While a chess equivalent of Buemi’s antics haven’t been replicated in such spectacular self-detonation, there have been episodes on the chess circuit. However, an infamous ‘table slam’ by top player Magnus Carlsen in Norway in 2025 frightened the life out of his victorious rival, Gukesh.
Current World Champion Gukesh defeats Magnus Carlsen for the first time in classic chess. pic.twitter.com/4tDFBjon9c
— non aesthetic things (@PicturesFoIder) June 2, 2025
A frustrated Carlsen banged his fist on the board, causing Bishops and Queens to jump to attention and a shocked Gukesh to walk away in mixed disbelief and satisfaction on outsmarting his opponent.
Competitive instincts shared
When da Costa and Evans met Cramling the mutual respect was pretty evident. Despite the clear differences in their sporting disciplines, it was very evident to Cramling that the competitive desire was there, even if Evans erroneously addressed the classic and most numerous but weakest chess piece as a 'prawn'.
“They really cared about beating each other,” says Cramling.

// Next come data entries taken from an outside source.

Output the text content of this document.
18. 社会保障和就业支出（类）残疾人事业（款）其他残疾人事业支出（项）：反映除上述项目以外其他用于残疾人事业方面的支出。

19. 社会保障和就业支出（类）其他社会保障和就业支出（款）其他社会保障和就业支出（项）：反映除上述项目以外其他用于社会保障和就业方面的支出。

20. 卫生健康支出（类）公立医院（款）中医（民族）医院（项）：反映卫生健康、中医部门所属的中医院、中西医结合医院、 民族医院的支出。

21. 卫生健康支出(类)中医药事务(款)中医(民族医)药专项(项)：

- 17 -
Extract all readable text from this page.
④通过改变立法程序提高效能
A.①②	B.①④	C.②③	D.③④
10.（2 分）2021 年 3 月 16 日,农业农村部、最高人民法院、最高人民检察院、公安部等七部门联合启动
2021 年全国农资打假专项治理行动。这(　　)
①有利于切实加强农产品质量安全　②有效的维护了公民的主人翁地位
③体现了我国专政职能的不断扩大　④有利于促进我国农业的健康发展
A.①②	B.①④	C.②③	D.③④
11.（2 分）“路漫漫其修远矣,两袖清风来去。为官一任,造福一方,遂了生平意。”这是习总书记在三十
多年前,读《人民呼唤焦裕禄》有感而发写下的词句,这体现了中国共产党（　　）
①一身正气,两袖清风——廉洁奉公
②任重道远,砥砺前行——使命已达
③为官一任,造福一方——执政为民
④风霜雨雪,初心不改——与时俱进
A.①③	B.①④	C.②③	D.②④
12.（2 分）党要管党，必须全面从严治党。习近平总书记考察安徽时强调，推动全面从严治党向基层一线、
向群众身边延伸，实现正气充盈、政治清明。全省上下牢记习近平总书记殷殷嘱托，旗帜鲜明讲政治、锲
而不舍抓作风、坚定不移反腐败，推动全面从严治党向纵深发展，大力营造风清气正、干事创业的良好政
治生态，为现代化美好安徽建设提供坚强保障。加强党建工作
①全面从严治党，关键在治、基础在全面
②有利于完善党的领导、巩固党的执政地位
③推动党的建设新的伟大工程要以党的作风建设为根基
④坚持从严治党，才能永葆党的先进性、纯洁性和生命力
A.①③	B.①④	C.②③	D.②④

"I can definitely tell that they want to win, that they have this fire within them that you need to be a professional competitor in any sport.
“Also, they were very fast thinkers, and they learned very easily different things, and were able to remember and retain information, and I could tell that they were really listening and understanding. Just the speed of learning as well, I think was quite high in just 20 minutes of filming, which was incredible.”
The driver relies on a vast team of engineers, mechanics, operative personnel, data specialists when exercising their craft. The perceived wisdom and thought is that chess is a completely individual sport. Think again.
“Before really knowing about motorsport, I saw it as if someone crashes the car, it's up to the individual," Cramling added. "I think chess, in a similar sense that you actually have a lot of coaches and people preparing you behind the scenes.
“You have people constantly trying to understand what the opponent will play, and they will sit for maybe five or six hours coming up with the best lines to face that person.
“Because if the person that was competing was doing that themselves, they'll be totally drained for the match. They can't be the ones doing that. They need other people that are preparing them so they really know what's going to happen during the match.”
Another similarity, another case in point that the most dynamically opposed sporting quests share many traits.
“I have so much respect for everyone that is competing and that are racing drivers, because I feel like it's something that I could personally myself never do,” says Cramling.
“I don't even have a licence. But I've asked the drivers at Jaguar, and I told them that if they play chess, then they can teach me how to drive.”